Dáil debates

Wednesday, 14 December 2011

Local Government (Household Charge) Bill 2011 [Seanad]: Committee Stage

 

5:00 pm

Photo of Séamus HealySéamus Healy (Tipperary South, Workers and Unemployed Action Group)

There is a narrow range of exemptions from this charge. The number of recipients of mortgage interest supplement will be significantly reduced next year because all community welfare officers are informing people they cannot get the assistance until they are 12 months in arrears and have spoken to their lenders.
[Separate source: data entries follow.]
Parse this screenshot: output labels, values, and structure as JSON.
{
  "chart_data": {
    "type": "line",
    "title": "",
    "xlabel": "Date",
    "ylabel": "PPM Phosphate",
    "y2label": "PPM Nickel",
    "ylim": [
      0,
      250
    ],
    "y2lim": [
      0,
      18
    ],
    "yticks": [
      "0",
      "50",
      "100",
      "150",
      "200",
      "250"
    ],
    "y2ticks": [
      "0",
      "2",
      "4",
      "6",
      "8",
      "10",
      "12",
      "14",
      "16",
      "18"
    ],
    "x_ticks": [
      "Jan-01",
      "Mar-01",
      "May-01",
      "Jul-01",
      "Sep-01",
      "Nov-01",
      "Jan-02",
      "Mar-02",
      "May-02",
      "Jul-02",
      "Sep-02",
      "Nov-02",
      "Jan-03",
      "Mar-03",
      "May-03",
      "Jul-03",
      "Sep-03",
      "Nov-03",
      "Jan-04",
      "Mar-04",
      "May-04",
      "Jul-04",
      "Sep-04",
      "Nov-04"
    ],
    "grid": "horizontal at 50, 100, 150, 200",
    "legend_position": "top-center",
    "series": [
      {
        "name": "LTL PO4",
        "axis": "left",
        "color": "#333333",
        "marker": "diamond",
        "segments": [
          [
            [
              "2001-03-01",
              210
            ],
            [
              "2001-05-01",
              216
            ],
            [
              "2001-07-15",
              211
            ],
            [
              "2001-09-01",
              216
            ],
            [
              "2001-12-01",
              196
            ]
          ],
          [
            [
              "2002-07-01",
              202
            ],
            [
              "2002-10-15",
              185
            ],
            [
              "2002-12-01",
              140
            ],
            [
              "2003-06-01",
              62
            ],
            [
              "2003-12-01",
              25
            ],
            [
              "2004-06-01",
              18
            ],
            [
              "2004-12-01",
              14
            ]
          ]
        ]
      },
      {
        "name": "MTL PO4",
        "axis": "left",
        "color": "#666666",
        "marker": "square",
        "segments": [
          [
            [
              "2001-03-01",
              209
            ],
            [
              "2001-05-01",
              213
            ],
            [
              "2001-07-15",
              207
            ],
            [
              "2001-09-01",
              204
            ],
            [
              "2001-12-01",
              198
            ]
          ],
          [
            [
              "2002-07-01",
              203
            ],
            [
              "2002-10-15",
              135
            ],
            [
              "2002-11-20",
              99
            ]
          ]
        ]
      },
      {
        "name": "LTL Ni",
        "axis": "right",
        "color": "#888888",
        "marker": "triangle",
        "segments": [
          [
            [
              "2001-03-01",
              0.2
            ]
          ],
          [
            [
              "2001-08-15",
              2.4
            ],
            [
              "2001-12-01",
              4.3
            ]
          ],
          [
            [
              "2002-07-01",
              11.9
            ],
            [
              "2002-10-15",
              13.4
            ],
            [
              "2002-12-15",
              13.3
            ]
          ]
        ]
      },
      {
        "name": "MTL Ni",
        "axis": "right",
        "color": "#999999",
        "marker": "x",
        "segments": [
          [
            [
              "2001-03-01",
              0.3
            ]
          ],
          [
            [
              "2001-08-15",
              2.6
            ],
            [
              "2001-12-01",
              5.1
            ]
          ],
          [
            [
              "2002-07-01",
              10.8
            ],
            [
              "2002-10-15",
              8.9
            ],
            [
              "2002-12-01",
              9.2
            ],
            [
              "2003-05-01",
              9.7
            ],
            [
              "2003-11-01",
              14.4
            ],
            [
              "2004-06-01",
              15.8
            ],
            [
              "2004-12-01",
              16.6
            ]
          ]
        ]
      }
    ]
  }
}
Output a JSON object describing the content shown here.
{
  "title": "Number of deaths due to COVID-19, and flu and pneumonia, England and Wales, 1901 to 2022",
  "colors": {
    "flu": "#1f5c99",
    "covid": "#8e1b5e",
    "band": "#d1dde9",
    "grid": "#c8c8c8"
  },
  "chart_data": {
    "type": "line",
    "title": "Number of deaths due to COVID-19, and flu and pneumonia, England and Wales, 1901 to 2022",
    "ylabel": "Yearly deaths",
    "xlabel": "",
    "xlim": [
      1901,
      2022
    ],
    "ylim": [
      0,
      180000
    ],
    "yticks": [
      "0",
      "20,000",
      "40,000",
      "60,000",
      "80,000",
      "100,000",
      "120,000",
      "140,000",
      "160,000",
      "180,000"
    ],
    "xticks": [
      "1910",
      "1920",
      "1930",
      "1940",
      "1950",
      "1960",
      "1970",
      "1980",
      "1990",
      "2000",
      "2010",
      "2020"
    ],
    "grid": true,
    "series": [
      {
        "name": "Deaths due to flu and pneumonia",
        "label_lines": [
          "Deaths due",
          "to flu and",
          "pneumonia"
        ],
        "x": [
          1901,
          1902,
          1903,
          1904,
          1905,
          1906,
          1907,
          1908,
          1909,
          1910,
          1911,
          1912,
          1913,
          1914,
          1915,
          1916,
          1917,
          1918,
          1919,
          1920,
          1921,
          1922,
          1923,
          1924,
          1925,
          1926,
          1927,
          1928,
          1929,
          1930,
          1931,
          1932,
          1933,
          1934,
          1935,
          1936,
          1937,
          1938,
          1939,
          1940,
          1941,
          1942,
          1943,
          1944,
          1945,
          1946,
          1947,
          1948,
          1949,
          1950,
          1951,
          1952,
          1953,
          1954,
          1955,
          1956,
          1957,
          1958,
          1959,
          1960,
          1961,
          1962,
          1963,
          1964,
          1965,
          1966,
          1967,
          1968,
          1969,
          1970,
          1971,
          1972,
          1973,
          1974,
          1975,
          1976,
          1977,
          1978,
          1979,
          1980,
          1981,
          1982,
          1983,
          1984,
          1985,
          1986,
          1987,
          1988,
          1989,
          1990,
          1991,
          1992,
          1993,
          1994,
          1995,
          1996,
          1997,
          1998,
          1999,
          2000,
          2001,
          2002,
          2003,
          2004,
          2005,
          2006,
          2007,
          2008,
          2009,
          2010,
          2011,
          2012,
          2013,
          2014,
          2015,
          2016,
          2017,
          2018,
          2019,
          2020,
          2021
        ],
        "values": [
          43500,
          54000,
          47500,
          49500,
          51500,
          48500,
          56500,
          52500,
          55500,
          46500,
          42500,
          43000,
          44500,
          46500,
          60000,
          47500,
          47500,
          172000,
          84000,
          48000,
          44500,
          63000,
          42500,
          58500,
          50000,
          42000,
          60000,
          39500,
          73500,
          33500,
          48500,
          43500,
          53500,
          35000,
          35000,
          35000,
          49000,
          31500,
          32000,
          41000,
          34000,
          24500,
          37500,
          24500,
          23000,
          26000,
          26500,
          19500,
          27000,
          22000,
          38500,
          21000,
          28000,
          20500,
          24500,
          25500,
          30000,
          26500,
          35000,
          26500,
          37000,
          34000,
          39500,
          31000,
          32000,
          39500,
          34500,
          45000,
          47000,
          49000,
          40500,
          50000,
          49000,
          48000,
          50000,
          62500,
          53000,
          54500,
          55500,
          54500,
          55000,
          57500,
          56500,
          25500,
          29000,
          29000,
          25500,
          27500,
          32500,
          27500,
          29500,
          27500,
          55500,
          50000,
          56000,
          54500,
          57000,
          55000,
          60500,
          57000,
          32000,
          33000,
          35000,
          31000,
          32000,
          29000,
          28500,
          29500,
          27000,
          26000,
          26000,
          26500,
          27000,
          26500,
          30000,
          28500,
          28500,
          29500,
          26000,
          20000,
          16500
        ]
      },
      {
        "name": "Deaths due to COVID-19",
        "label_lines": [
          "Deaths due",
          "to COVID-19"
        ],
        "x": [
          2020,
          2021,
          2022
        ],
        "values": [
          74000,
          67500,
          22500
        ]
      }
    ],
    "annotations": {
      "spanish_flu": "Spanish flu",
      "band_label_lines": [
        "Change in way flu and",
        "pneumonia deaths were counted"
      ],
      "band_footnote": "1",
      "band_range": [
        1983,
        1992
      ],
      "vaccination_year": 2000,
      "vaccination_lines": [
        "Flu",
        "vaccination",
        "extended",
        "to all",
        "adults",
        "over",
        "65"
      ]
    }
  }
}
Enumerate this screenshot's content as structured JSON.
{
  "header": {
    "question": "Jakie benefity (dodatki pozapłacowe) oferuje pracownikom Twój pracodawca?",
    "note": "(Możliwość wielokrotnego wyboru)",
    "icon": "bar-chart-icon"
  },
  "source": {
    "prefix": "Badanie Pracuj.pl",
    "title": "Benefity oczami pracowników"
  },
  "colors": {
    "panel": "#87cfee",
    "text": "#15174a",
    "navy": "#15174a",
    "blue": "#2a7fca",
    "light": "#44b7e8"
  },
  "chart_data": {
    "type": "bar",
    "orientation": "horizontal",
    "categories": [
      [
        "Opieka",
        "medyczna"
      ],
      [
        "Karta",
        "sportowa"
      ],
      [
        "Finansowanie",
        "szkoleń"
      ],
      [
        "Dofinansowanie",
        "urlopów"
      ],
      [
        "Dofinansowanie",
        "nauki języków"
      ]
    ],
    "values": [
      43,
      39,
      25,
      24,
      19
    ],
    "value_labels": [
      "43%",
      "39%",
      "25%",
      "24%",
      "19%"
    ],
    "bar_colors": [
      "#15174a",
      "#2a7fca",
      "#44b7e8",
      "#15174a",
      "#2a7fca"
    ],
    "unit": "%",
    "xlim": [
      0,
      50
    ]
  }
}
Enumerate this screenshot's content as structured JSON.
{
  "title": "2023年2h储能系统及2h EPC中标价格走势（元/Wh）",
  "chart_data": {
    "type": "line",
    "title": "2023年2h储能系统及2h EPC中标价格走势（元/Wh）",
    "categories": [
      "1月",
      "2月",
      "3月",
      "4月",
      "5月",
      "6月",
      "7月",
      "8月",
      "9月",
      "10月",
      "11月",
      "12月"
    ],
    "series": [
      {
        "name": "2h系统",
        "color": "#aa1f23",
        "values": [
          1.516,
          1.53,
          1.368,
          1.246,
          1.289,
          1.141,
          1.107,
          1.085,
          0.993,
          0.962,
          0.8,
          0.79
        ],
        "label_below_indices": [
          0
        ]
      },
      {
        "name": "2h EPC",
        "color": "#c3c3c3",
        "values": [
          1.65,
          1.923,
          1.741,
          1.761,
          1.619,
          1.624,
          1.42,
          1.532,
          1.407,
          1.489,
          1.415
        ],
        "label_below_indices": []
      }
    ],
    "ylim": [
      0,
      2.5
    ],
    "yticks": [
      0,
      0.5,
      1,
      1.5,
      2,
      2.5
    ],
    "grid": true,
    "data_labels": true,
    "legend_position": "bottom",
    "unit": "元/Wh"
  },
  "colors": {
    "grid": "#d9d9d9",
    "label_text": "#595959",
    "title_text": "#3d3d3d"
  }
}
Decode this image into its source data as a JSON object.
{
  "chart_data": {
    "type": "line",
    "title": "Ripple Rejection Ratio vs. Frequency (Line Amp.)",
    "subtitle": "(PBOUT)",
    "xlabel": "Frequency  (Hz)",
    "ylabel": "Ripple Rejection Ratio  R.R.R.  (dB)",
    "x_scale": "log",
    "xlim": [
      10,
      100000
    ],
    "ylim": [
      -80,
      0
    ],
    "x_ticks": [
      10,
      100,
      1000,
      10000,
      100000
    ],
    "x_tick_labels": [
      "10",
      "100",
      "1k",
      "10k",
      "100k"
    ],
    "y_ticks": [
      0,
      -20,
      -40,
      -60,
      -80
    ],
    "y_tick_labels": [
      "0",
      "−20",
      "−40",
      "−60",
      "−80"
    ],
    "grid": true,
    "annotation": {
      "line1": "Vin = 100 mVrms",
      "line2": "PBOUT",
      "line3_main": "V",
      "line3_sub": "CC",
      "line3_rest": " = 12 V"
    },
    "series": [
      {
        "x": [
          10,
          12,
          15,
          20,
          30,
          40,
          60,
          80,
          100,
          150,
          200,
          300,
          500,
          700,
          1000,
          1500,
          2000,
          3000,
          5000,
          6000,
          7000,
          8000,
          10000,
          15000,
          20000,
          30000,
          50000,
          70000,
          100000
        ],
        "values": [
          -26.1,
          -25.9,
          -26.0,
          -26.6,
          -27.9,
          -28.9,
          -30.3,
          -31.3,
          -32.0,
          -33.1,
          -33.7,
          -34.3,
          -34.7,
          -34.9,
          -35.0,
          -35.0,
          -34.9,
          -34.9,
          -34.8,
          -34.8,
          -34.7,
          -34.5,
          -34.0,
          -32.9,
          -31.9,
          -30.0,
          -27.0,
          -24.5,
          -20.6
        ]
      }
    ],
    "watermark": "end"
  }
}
Private tenants are also meant to be exempt from the charge. Anyone suggesting landlords will pay this charge and not pass it on to their tenants is not living in the real world. Former local authority tenants who purchased their houses from their local authority will pay this charge while their neighbours who may still be local authority tenants will not. During the height of the boom, people were told by every Government person and establishment agency that they needed to get on the first rung of the property ladder. Many of them now find themselves in negative equity with mortgages they cannot continue paying. They have not been exempted from the charge either.

The Minister of State claims the charge will only cost €2 a week. We all know the charge will rise to a much more significant figure, probably €1,000, in a short time. I recall when refuse charges were introduced in the then Clonmel Town Corporation, a Fianna Fáil councillor claimed the weekly charge would be the equivalent of the price of a box of matches. People ended up paying a minimum of €400 a year which, when broken down, works out much more than a box of matches every week. The same will happen to the household charge.

This is simply a tax, not a charge. It is not true to give the impression that it will be an additional fund for local authorities. At South Tipperary County Council's estimates meeting last Monday, there was no reference to an increase due to the funding from this charge. Far from it, there was a reduction in the council's fund of €757,000. The household charge is simply a tax, another way of extracting money from ordinary people while making vulnerable middle and low income households pay for a recession they had no hand, act or part in creating.